Simon Rattle

léonie sonning music prize 2013

The British conductor Sir Simon Rattle received the Léonie Sonning Music Prize of 600,000 Danish kroner with a concert on 2 February at the DR Concert Hall. The concert was broadcast live on the Danish Broadcasting Corporation’s P2 radio channel and its DRK television channel.

Citation

The prize was presented by the conductor Michael Schønwandt, a member of the Léonie Sonning Music Foundation’s board, who gave the following reasoning:

‘The Léonie Sonning Music Prize 2013 of 600,000 Danish kroner is presented to the conductor Sir Simon Rattle in recognition of his placing of symphonic orchestral music at the centre of contemporary society for more than 35 years. With his captivating and revisionist performances of more than three centuries of music, Sir Simon has been instrumental in redefining the role and function of the conductor. Thanks to his enthusiasm and social commitment, numerous new listeners have opened their minds to the primordial power of music.’

In his own speech of thanks, Rattle announced that he would use the prize money to start a new conducting course as part of the Berlin Philharmonic’s Orchestra Academy.

Programme

Sibelius Symphony No 7

Abrahamsen Double Concerto for Violin, Piano and Strings

Nielsen Symphony No 4, The Inextinguishable

Dvořák Slavonic Dance Op 72 No 7 (encore)

 

Participants

Carolin Widmann, violin

Tanja Zapolski, piano

The Royal Danish Orchestra

Sir Simon Rattle, conductor

Simon Rattle in Denmark

As a very young conductor, Simon Rattle visited Denmark on several occasions in the late 1970s to give a series of concerts with the Copenhagen Philharmonic, at such venues as the Tivoli Concert Hall, Hvidovre Community Centre and Kastrup Cinema.

A few months prior to the prize-giving concert, Simon Rattle conducted in Denmark again, when on 16 November 2012 he gave a brilliant concert with the Berlin Philharmonic on Koncerthuset. On that occasion, the programme comprised music by Ligeti, Wagner, Debussy, Ravel and Schumann.

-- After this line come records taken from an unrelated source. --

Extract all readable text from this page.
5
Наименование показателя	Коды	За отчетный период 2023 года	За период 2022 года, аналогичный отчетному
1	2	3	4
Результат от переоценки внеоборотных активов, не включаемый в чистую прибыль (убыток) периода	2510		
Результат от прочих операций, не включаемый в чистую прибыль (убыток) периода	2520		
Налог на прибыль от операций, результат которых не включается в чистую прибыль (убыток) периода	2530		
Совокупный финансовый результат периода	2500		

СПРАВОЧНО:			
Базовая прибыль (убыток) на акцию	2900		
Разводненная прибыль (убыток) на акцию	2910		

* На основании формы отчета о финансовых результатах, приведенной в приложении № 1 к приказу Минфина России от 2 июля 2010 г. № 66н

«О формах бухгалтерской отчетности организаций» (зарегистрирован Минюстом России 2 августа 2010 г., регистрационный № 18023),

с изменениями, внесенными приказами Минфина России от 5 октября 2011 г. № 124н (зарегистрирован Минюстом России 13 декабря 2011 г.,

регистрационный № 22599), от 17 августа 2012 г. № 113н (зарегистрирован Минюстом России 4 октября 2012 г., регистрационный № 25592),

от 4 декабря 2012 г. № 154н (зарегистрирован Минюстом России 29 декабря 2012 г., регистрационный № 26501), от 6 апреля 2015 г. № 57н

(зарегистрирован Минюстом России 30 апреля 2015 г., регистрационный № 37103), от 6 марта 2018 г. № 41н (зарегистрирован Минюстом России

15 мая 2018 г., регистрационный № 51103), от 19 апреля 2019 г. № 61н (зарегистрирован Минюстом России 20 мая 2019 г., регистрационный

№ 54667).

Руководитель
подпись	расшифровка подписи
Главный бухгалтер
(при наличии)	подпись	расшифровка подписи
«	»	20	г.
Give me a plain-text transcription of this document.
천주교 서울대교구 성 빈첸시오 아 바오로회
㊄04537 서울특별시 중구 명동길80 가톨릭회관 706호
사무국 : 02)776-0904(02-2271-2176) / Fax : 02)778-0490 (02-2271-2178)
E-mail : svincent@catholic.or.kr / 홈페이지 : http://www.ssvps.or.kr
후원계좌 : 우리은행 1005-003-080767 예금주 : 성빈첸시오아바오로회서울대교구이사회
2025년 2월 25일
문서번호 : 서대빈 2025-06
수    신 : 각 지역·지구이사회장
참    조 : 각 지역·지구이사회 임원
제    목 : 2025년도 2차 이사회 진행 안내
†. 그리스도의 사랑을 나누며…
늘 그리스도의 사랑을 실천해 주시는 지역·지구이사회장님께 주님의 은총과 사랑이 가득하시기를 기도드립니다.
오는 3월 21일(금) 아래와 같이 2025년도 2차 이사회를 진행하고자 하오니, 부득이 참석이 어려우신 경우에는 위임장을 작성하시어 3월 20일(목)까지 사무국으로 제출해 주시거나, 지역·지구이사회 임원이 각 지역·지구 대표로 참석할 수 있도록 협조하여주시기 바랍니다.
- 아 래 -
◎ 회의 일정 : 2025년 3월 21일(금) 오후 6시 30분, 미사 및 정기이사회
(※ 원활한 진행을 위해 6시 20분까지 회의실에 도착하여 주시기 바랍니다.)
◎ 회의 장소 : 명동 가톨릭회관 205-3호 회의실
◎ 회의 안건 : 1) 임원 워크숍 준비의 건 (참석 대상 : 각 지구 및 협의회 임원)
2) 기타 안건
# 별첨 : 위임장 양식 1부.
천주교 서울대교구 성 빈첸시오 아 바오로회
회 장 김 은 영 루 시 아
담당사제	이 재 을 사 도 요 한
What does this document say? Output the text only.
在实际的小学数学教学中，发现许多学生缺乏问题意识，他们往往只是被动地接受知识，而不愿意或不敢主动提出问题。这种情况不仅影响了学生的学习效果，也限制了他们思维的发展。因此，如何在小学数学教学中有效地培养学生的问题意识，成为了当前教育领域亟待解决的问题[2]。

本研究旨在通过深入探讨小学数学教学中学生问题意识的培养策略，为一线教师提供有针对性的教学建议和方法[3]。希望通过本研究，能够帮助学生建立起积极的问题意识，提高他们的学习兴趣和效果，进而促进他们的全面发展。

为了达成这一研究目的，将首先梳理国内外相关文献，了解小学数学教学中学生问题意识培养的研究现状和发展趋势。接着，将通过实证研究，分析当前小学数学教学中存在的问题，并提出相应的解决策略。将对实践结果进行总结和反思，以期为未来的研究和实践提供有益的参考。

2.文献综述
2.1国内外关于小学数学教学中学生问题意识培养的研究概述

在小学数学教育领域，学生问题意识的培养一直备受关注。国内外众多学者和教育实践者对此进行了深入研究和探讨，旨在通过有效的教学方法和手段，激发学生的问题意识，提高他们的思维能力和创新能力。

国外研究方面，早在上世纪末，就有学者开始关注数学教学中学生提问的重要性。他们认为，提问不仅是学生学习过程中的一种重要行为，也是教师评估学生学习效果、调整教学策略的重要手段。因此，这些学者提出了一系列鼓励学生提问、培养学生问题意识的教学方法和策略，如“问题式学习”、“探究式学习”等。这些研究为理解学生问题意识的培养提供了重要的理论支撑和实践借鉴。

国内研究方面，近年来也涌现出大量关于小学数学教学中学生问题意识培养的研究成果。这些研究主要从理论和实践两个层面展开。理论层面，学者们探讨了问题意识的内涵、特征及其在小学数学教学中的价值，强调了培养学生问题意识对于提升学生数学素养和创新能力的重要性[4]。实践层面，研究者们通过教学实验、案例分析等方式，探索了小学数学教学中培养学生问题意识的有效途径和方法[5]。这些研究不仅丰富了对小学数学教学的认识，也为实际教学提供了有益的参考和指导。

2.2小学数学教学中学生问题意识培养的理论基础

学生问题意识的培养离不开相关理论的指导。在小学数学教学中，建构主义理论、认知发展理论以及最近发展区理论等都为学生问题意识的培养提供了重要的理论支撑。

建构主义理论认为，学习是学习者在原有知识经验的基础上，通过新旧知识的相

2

The press wrote among other things:

Without a score, but with the rapt attention of every musician in the huge orchestra, ultra-precise gestures and a face that tracked the shape of each phrase with concentration, Rattle unfolded the symphony’s sections in an explosive, colourful sequence. The woodwinds danced and sang, the strings sustained and the drums thundered down from each corner of the hall. Rattle revealed in his speech of thanks that his Sonning Prize money will go towards the establishment of a new conducting course at the Berlin Philharmonic Orchestra’s academy. A 23-year-old is already in the conductor’s sights, thanks to a generous gesture from a maestro with great humanity.

(Christine Christiansen, Jyllands-Posten, 4 February 2013)

Rattle shaped Sibelius’s melancholic drama like a series of notes heard through cool, wet grass – like a sad folk song with the weight and clarity of a gaze into a threatening, bottomless lake in Finnmark. Nielsen’s great game of contrasts between culmination and emptiness, the Inextinguishable symphony, was similarly captivating. Like Abrahamsen’s double concerto, it was written for the Royal Danish Orchestra, a symbolist slice of life during First World War in 1916. The instrumental sections chased each other around the room as metaphors for resistance, joy, loss and devilry. That kind of narrative is Rattle’s strength, and from a single violin note to the most violent eruptions, he built it in a logical and captivating way.

(Henrik Friis, Politiken, 4 February 2013)

Rarely has this honour been so deserved. Rattle showed his gratitude by conducting the Royal Danish Orchestra as if it were Europe’s elite. The orchestra was reduced to a small string ensemble in Abrahamsen’s Double Concerto from 2011, and it was tempting to think that the music could be emanating from the firmament of Olympus. So crystalline, so brightly buzzing, so transparent, so rhythmically refined – as if the concerto was playing itself. German Carolin Widmann and our own Tanja Zapolski were the eminent protagonists in this fascinating glass-bead game, which can be interpreted as a playful concentrating of the sound spectrum, the emotional power of the melody and the unquenchable, living patterns of rhythm. It sounds incredibly simple, Rattle said on Friday, but playing it is insanely difficult.

And what a gift for us to hear the Inextinguishable from a new angle. There were many memorable details, but the lasting impression was that Rattle let Carl Nielsen speak. He did not stage the music, assault it or inflict manners on it. His magnetic presence, in both his eyes and his hands, inspired the musicians to contribute the sum of their experiences to an unforgettable performance at all levels. Particularly effective were the symphony’s complex inner movements, in the woodwinds fabulously musical in the Allegretto and in the strings’ sustained intensity in the adagio. The party ended in the same way it began: in C major, With a Slavonic Dance by Dvořák – abandoned, sizzling, seductive, and furious.